All rows showing with two columns class, name
df.loc[:,['class','name']] # all rows of column class and name
class name
0 Four John Deo
1 Three Max Ruin
2 Three Arnold
3 Four Krish Star
------------
------------
------------
All 35 rows will be displayed in above code
Value at position
First rows with two columns
df.loc[0,['class','name']] # first row with two columns class and name
Output
class Four
name John Deo
Name: 0, dtype: object
2nd and 3rd rows with two columns
df.loc[[2,3],['class','name']] # 2nd and 3rd row with two columns class and name
Output
class name
2 Three Arnold
3 Four Krish Star
2nd and 3rd rows with all columns
df.loc[[2,3],:] # 2nd and 3rd row with two columns class and name
Output
id name class mark gender
2 3 Arnold Three 55 male
3 4 Krish Star Four 60 female
Matching data
While reading csv file we will add index to name column and then search.
import pandas as pd
df=pd.read_csv('student.csv',index_col='name')
df.loc['Tade Row']
Output
id 15
class Four
mark 88
gender male
Name: Tade Row, dtype: object
Matching two names
df.loc[['Tade Row','John Deo']] # printing row with two name matching
Output
id class mark gender
name
Tade Row 15 Four 88 male
John Deo 1 Four 75 female
All matching records
import pandas as pd
df=pd.read_csv('test.csv',index_col='class')
df.loc['Four'] # printing all rows with class='Four'
Output
id name mark gender
class
Four 1 John Deo 75 female
Four 4 Krish Star 60 female
Four 5 John Mike 60 female
Four 6 Alex John 55 male
Four 10 Big John 55 female
Four 15 Tade Row 88 male
Four 16 Gimmy 88 male
Four 21 Babby John 69 female
Four 31 Marry Toeey 88 male
Rows between ranges
All the records between two id
import pandas as pd
df=pd.read_csv('student.csv',index_col='id')
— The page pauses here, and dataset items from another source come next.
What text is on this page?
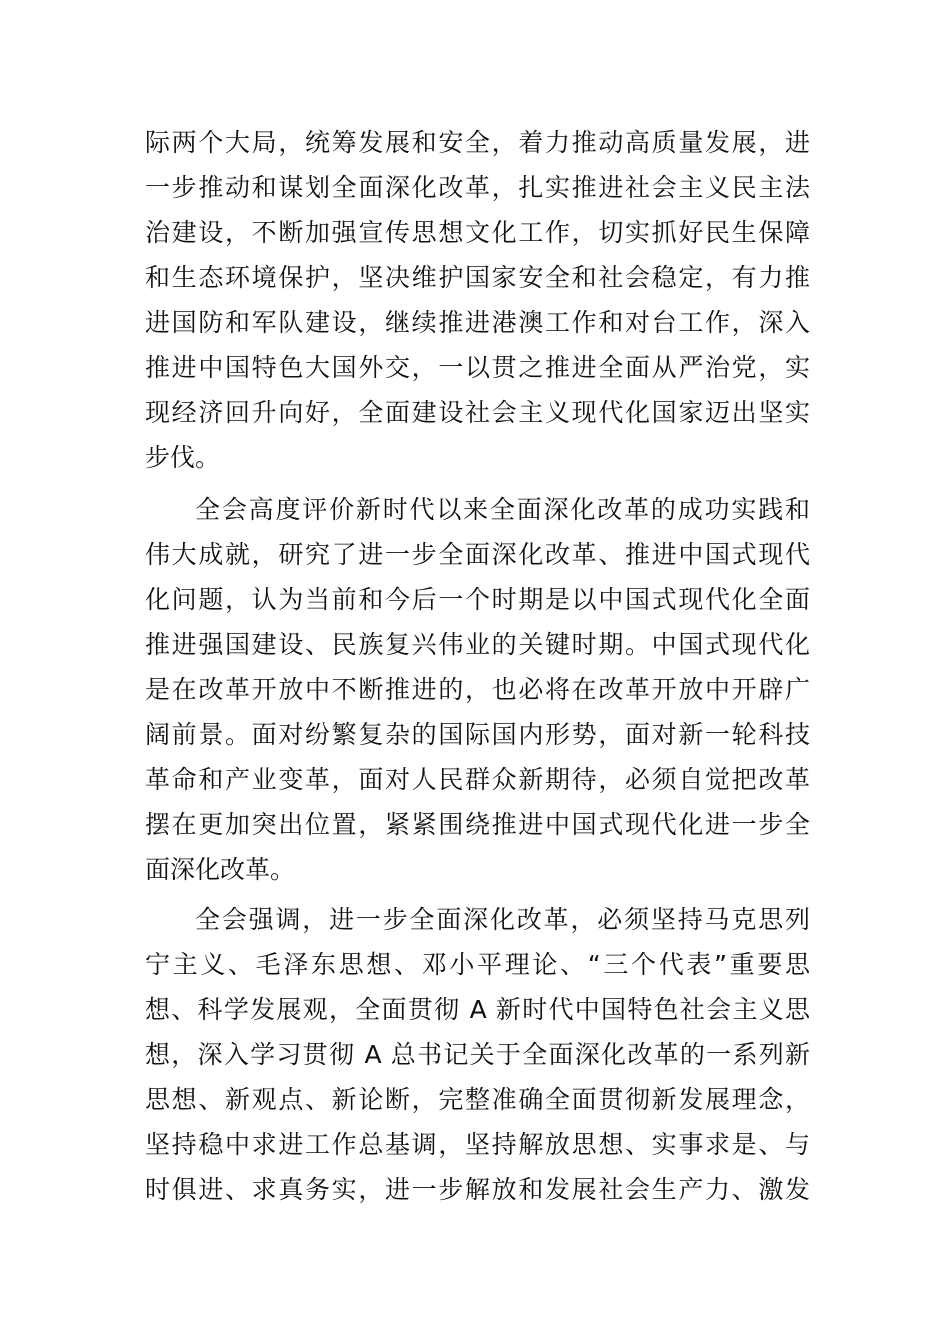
际两个大局，统筹发展和安全，着力推动高质量发展，进
一步推动和谋划全面深化改革，扎实推进社会主义民主法
治建设，不断加强宣传思想文化工作，切实抓好民生保障
和生态环境保护，坚决维护国家安全和社会稳定，有力推
进国防和军队建设，继续推进港澳工作和对台工作，深入
推进中国特色大国外交，一以贯之推进全面从严治党，实
现经济回升向好，全面建设社会主义现代化国家迈出坚实
步伐。
全会高度评价新时代以来全面深化改革的成功实践和
伟大成就，研究了进一步全面深化改革、推进中国式现代
化问题，认为当前和今后一个时期是以中国式现代化全面
推进强国建设、民族复兴伟业的关键时期。中国式现代化
是在改革开放中不断推进的，也必将在改革开放中开辟广
阔前景。面对纷繁复杂的国际国内形势，面对新一轮科技
革命和产业变革，面对人民群众新期待，必须自觉把改革
摆在更加突出位置，紧紧围绕推进中国式现代化进一步全
面深化改革。
全会强调，进一步全面深化改革，必须坚持马克思列
宁主义、毛泽东思想、邓小平理论、“三个代表”重要思
想、科学发展观，全面贯彻 A 新时代中国特色社会主义思
想，深入学习贯彻 A 总书记关于全面深化改革的一系列新
思想、新观点、新论断，完整准确全面贯彻新发展理念，
坚持稳中求进工作总基调，坚持解放思想、实事求是、与
时俱进、求真务实，进一步解放和发展社会生产力、激发
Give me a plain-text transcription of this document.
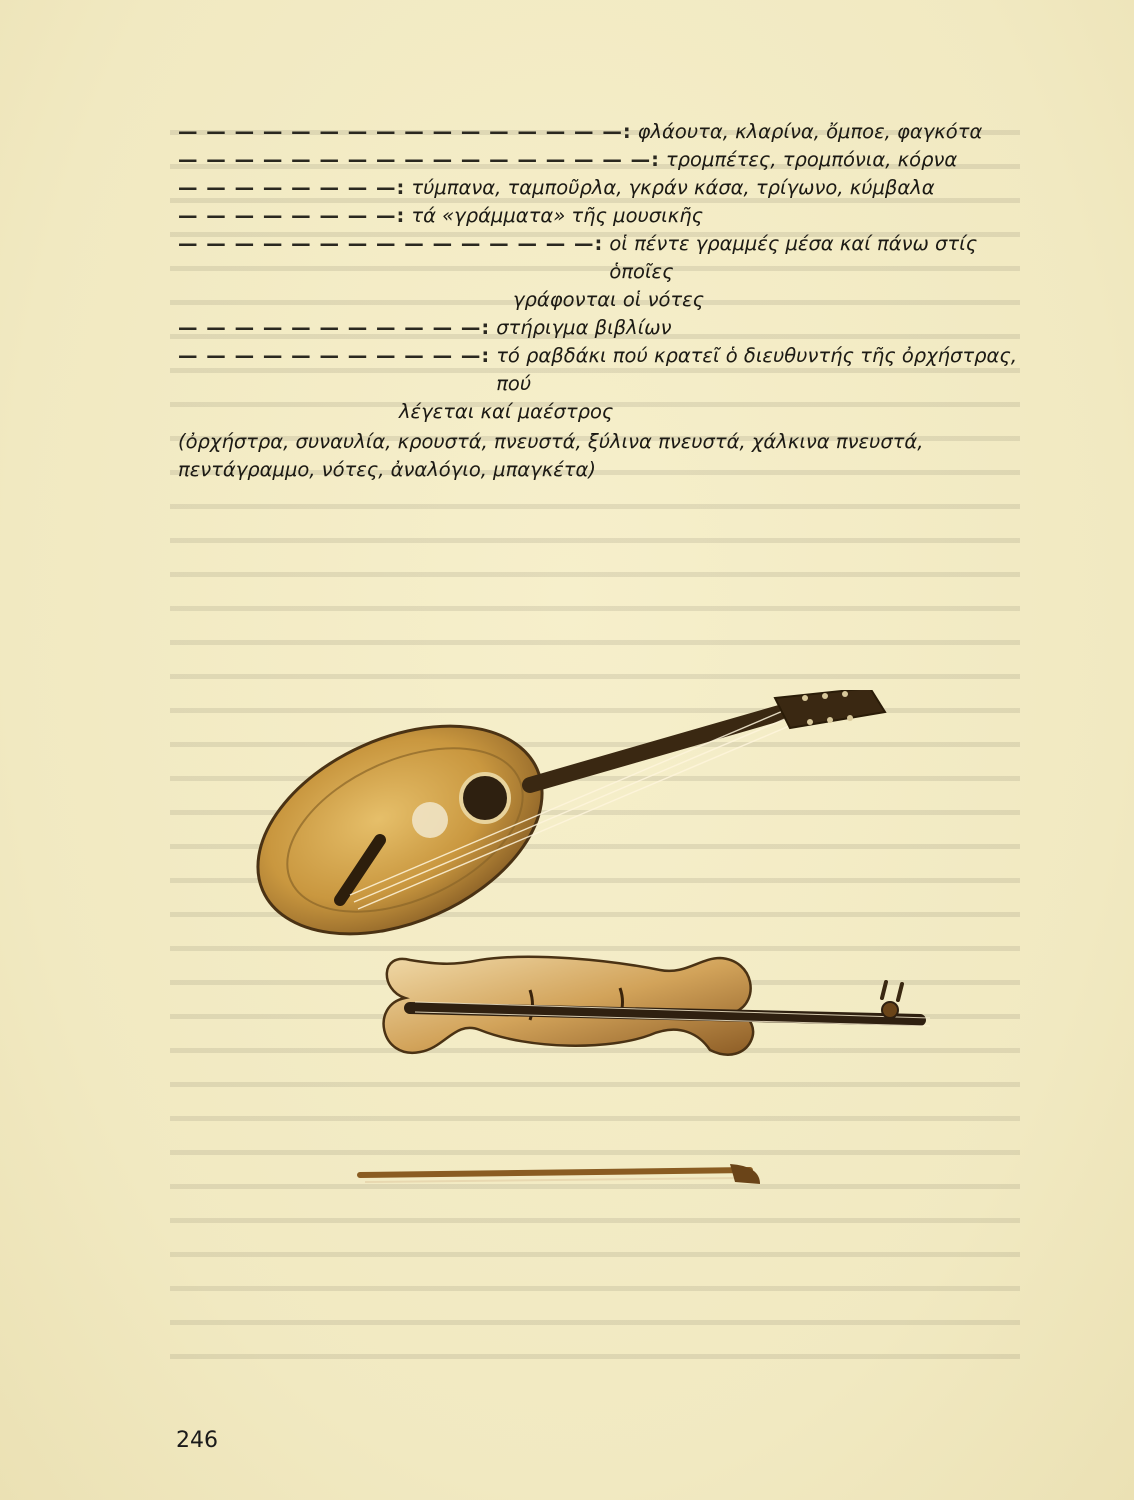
— — — — — — — — — — — — — — — —: φλάουτα, κλαρίνα, ὄμποε, φαγκότα
— — — — — — — — — — — — — — — — —: τρομπέτες, τρομπόνια, κόρνα
— — — — — — — —: τύμπανα, ταμποῦρλα, γκράν κάσα, τρίγωνο, κύμβαλα
— — — — — — — —: τά «γράμματα» τῆς μουσικῆς
— — — — — — — — — — — — — — —: οἱ πέντε γραμμές μέσα καί πάνω στίς ὁποῖες
γράφονται οἱ νότες
— — — — — — — — — — —: στήριγμα βιβλίων
— — — — — — — — — — —: τό ραβδάκι πού κρατεῖ ὁ διευθυντής τῆς ὀρχήστρας, πού
λέγεται καί μαέστρος
(ὀρχήστρα, συναυλία, κρουστά, πνευστά, ξύλινα πνευστά, χάλκινα πνευστά, πεντάγραμμο, νότες, ἀναλόγιο, μπαγκέτα)
246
df.loc[4:6] # printing rows between two ids
Output
name class mark gender
id
4 Krish Star Four 60 female
5 John Mike Four 60 female
6 Alex John Four 55 male
In above code we have two unique ids and rows between these two ids will be displayed. If data are not unique then there will be an error. Try be using two class names, you will get error "Cannot get left slice bound for non-unique label: 'Five'"
Between two names ( column data)
import pandas as pd
df=pd.read_csv('test.csv',index_col='name')
#print(df)
df.loc['Ronald':'Bigy'] # Records between two names
Here are records between name 'Ronald' and 'Bigy'
id class mark gender
name
Ronald 11 Six 89 female
Recky 12 Six 94 female
Kty 13 Seven 88 female
Bigy 14 Seven 88 female
We can search name column after declaring as index column.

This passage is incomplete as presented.